Talvez o espetáculo peque por uma demasiada duração. Creio que algum corte e maior concentração seja benéfico ao resultado final. Mas em nenhum momento o trabalho deixa de ser interessante e de prender a atenção do público, quer pelo modo como o tema é desenvolvido, quer pelo acabamento da produção, que inclui a pesquisa musical de Silvero Pereira, a preparação vocal de Angela Moura, a cenografia de Elaine Nascimento, os figurinos de Antonio Rabadan, a iluminação de Fábio Oliveira e, claro, as interpretações deste elenco que não interpreta, apenas, mas, literalmente, personifica as figuras de cena.
Fiquei pensando em como é importante a liberdade de se expressar, em voz alta, sentimentos e reflexões que são importantes para a sociedade, questões que, décadas atrás, sob a censura da ditadura, não podiam ser trazidas à cena. Este é um espetáculo maduro, para gente madura, sob todos os aspectos que se imagine, e que atesta também a maturidade de nosso teatro.

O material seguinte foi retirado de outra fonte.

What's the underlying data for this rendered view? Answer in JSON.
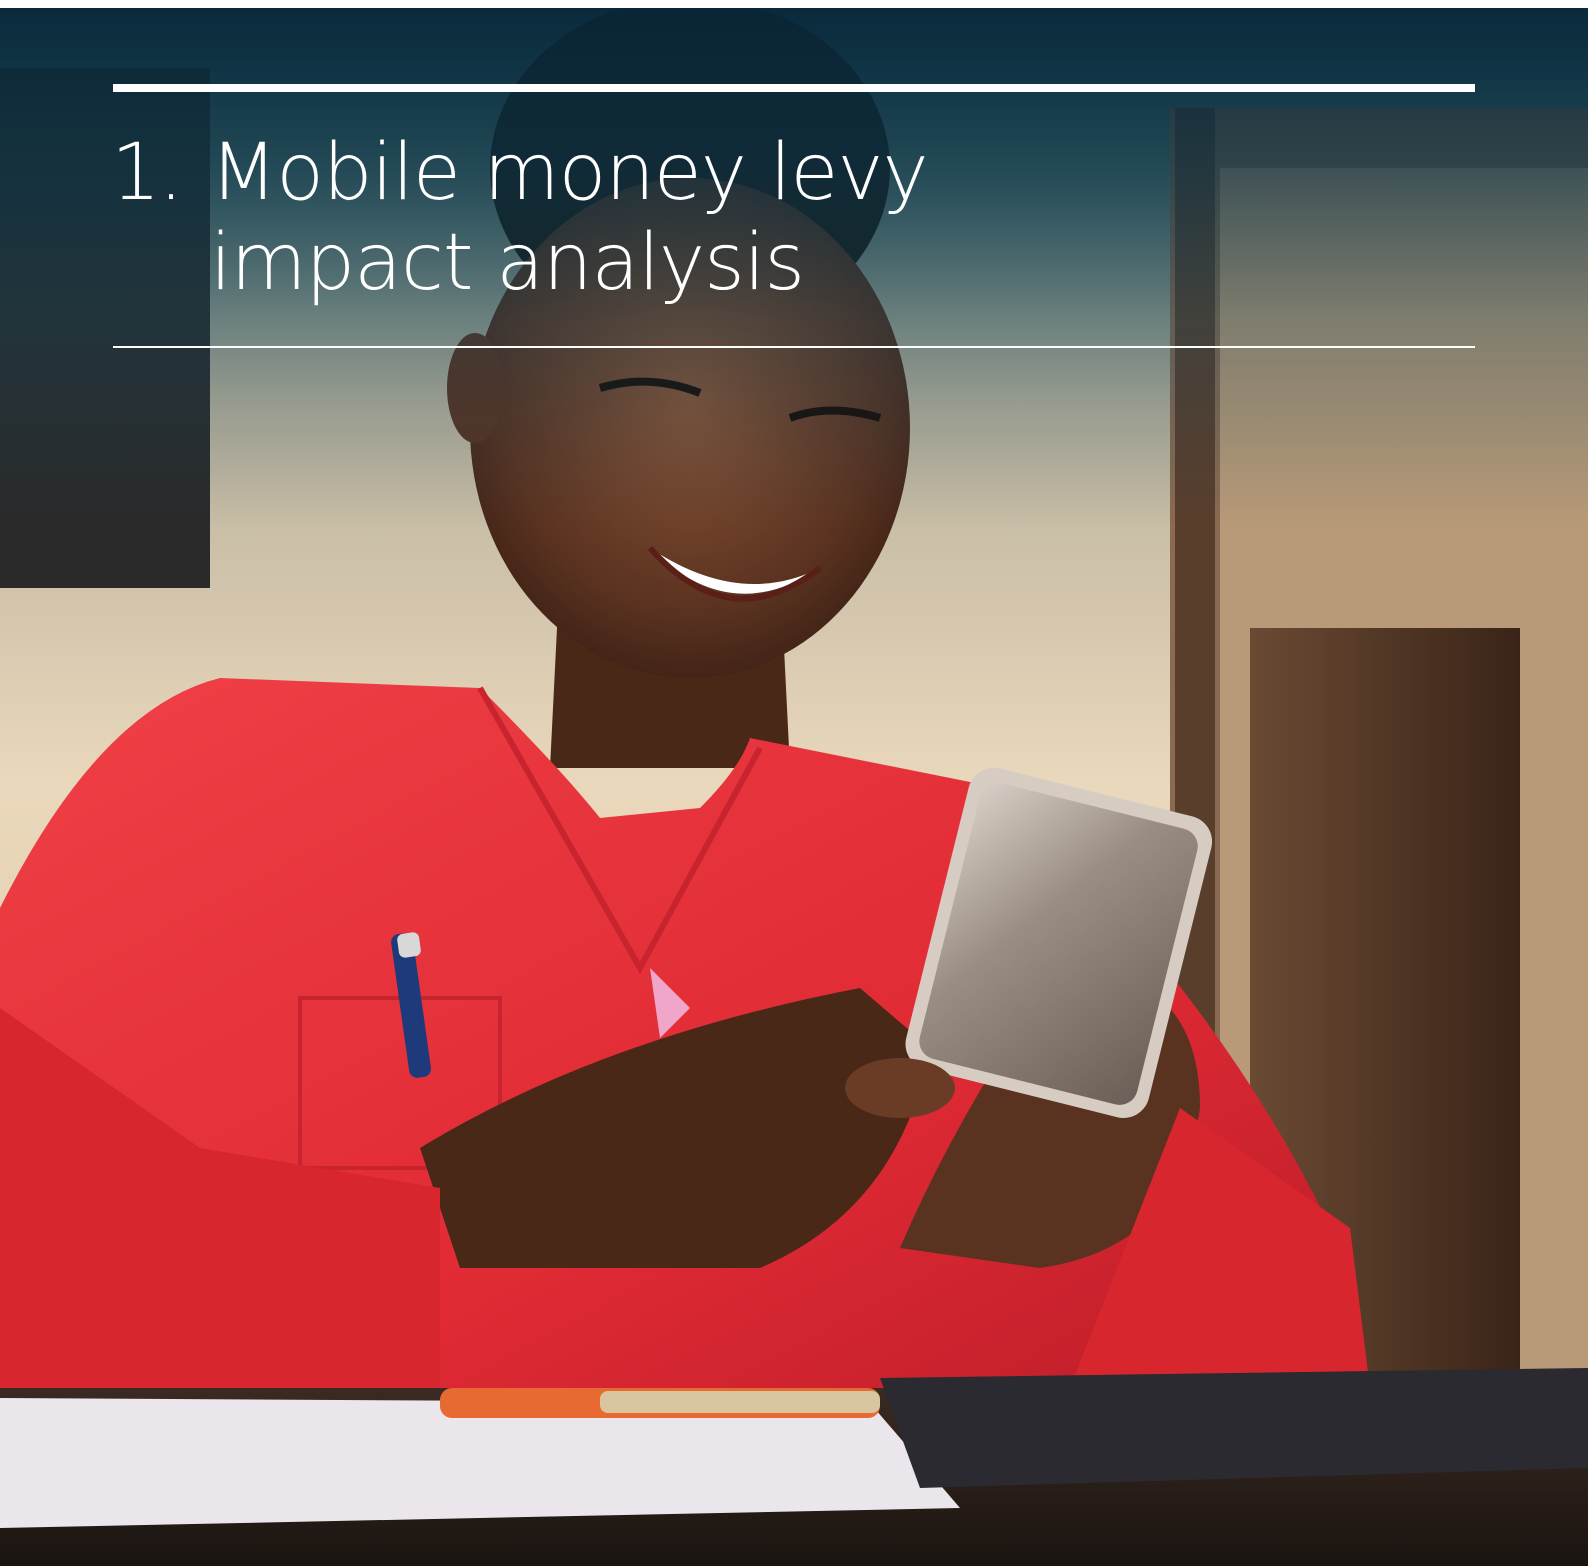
{
  "section": {
    "number": "1.",
    "title_line_1": "Mobile money levy",
    "title_line_2": "impact analysis"
  },
  "photo": {
    "subject": "woman-using-smartphone",
    "colors": {
      "overlay": "#0c3446",
      "shirt": "#e8323a",
      "wall": "#e8d4b8"
    }
  }
}
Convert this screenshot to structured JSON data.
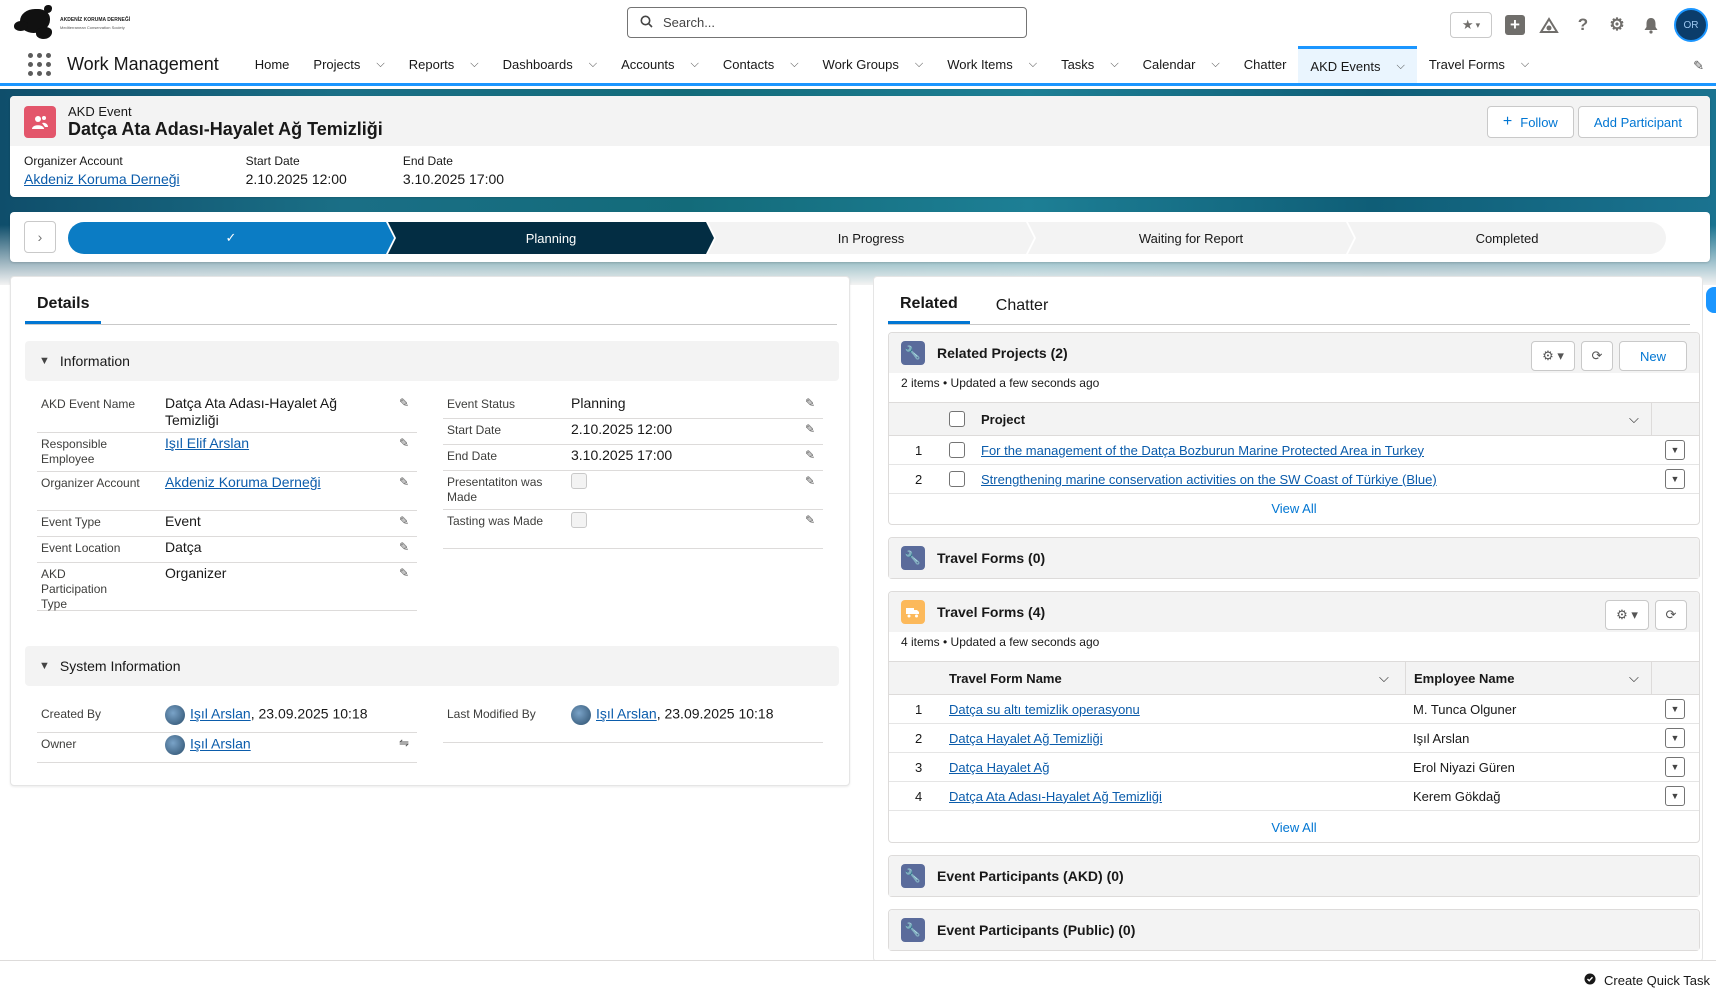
{
  "header": {
    "org_name": "AKDENİZ KORUMA DERNEĞİ",
    "org_tagline": "Mediterranean Conservation Society",
    "search_placeholder": "Search...",
    "icons": [
      "star-icon",
      "add-icon",
      "trailhead-icon",
      "help-icon",
      "setup-gear-icon",
      "notifications-bell-icon",
      "user-avatar-icon"
    ],
    "avatar_initials": "OR"
  },
  "nav": {
    "app_name": "Work Management",
    "items": [
      {
        "label": "Home",
        "dropdown": false
      },
      {
        "label": "Projects",
        "dropdown": true
      },
      {
        "label": "Reports",
        "dropdown": true
      },
      {
        "label": "Dashboards",
        "dropdown": true
      },
      {
        "label": "Accounts",
        "dropdown": true
      },
      {
        "label": "Contacts",
        "dropdown": true
      },
      {
        "label": "Work Groups",
        "dropdown": true
      },
      {
        "label": "Work Items",
        "dropdown": true
      },
      {
        "label": "Tasks",
        "dropdown": true
      },
      {
        "label": "Calendar",
        "dropdown": true
      },
      {
        "label": "Chatter",
        "dropdown": false
      },
      {
        "label": "AKD Events",
        "dropdown": true,
        "active": true
      },
      {
        "label": "Travel Forms",
        "dropdown": true
      }
    ]
  },
  "record": {
    "type": "AKD Event",
    "title": "Datça Ata Adası-Hayalet Ağ Temizliği",
    "follow_label": "Follow",
    "add_participant_label": "Add Participant",
    "highlights": [
      {
        "label": "Organizer Account",
        "value": "Akdeniz Koruma Derneği",
        "link": true
      },
      {
        "label": "Start Date",
        "value": "2.10.2025 12:00",
        "link": false
      },
      {
        "label": "End Date",
        "value": "3.10.2025 17:00",
        "link": false
      }
    ]
  },
  "path": {
    "stages": [
      {
        "label": "✓",
        "state": "done"
      },
      {
        "label": "Planning",
        "state": "current"
      },
      {
        "label": "In Progress",
        "state": "todo"
      },
      {
        "label": "Waiting for Report",
        "state": "todo"
      },
      {
        "label": "Completed",
        "state": "todo"
      }
    ]
  },
  "details": {
    "tab_label": "Details",
    "information_label": "Information",
    "system_information_label": "System Information",
    "left_fields": [
      {
        "label": "AKD Event Name",
        "value": "Datça Ata Adası-Hayalet Ağ Temizliği"
      },
      {
        "label": "Responsible Employee",
        "value": "Işıl Elif Arslan",
        "link": true
      },
      {
        "label": "Organizer Account",
        "value": "Akdeniz Koruma Derneği",
        "link": true
      },
      {
        "label": "Event Type",
        "value": "Event"
      },
      {
        "label": "Event Location",
        "value": "Datça"
      },
      {
        "label": "AKD Participation Type",
        "value": "Organizer"
      }
    ],
    "right_fields": [
      {
        "label": "Event Status",
        "value": "Planning"
      },
      {
        "label": "Start Date",
        "value": "2.10.2025 12:00"
      },
      {
        "label": "End Date",
        "value": "3.10.2025 17:00"
      },
      {
        "label": "Presentatiton was Made",
        "checkbox": true,
        "checked": false
      },
      {
        "label": "Tasting was Made",
        "checkbox": true,
        "checked": false
      }
    ],
    "system": {
      "created_by_label": "Created By",
      "created_by_user": "Işıl Arslan",
      "created_by_date": ", 23.09.2025 10:18",
      "owner_label": "Owner",
      "owner_user": "Işıl Arslan",
      "modified_label": "Last Modified By",
      "modified_user": "Işıl Arslan",
      "modified_date": ", 23.09.2025 10:18"
    }
  },
  "related": {
    "tabs": [
      "Related",
      "Chatter"
    ],
    "projects": {
      "title": "Related Projects (2)",
      "subtitle": "2 items • Updated a few seconds ago",
      "new_label": "New",
      "column": "Project",
      "rows": [
        {
          "n": "1",
          "name": "For the management of the Datça Bozburun Marine Protected Area in Turkey"
        },
        {
          "n": "2",
          "name": "Strengthening marine conservation activities on the SW Coast of Türkiye (Blue)"
        }
      ],
      "view_all": "View All"
    },
    "travel_forms_empty": {
      "title": "Travel Forms (0)"
    },
    "travel_forms": {
      "title": "Travel Forms (4)",
      "subtitle": "4 items • Updated a few seconds ago",
      "columns": [
        "Travel Form Name",
        "Employee Name"
      ],
      "rows": [
        {
          "n": "1",
          "name": "Datça su altı temizlik operasyonu",
          "employee": "M. Tunca Olguner"
        },
        {
          "n": "2",
          "name": "Datça Hayalet Ağ Temizliği",
          "employee": "Işıl Arslan"
        },
        {
          "n": "3",
          "name": "Datça Hayalet Ağ",
          "employee": "Erol Niyazi Güren"
        },
        {
          "n": "4",
          "name": "Datça Ata Adası-Hayalet Ağ Temizliği",
          "employee": "Kerem Gökdağ"
        }
      ],
      "view_all": "View All"
    },
    "participants_akd": {
      "title": "Event Participants (AKD) (0)"
    },
    "participants_public": {
      "title": "Event Participants (Public) (0)"
    }
  },
  "utility": {
    "quick_task_label": "Create Quick Task"
  },
  "colors": {
    "brand": "#1b96ff",
    "path_done": "#0b7cc4",
    "path_current": "#032d43",
    "record_icon": "#e3566b",
    "related_icon": "#5a6b9b",
    "travel_icon": "#fcb95b"
  }
}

Com esta última (e terceira semana), encerrou-se o Palco Giratório deste ano. Uma vez mais, qualidade com quantidade e, neste ano, sobretudo, uma seleção que evidenciou preocupação dos curadores com temas sociais contemporâneos, garantindo uma unidade de perspectivas que o festival até aqui não apresentara. É claro que isso não é obrigatório a um festival, que deve apanhar o que escolher o que de melhor circule pelo País em nossos palcos. Mas se a mostra conseguiu, ainda, agregar mais este olhar crítico que destaca a importância da função do teatro, que bom. Ganhamos todos nós, espectadores.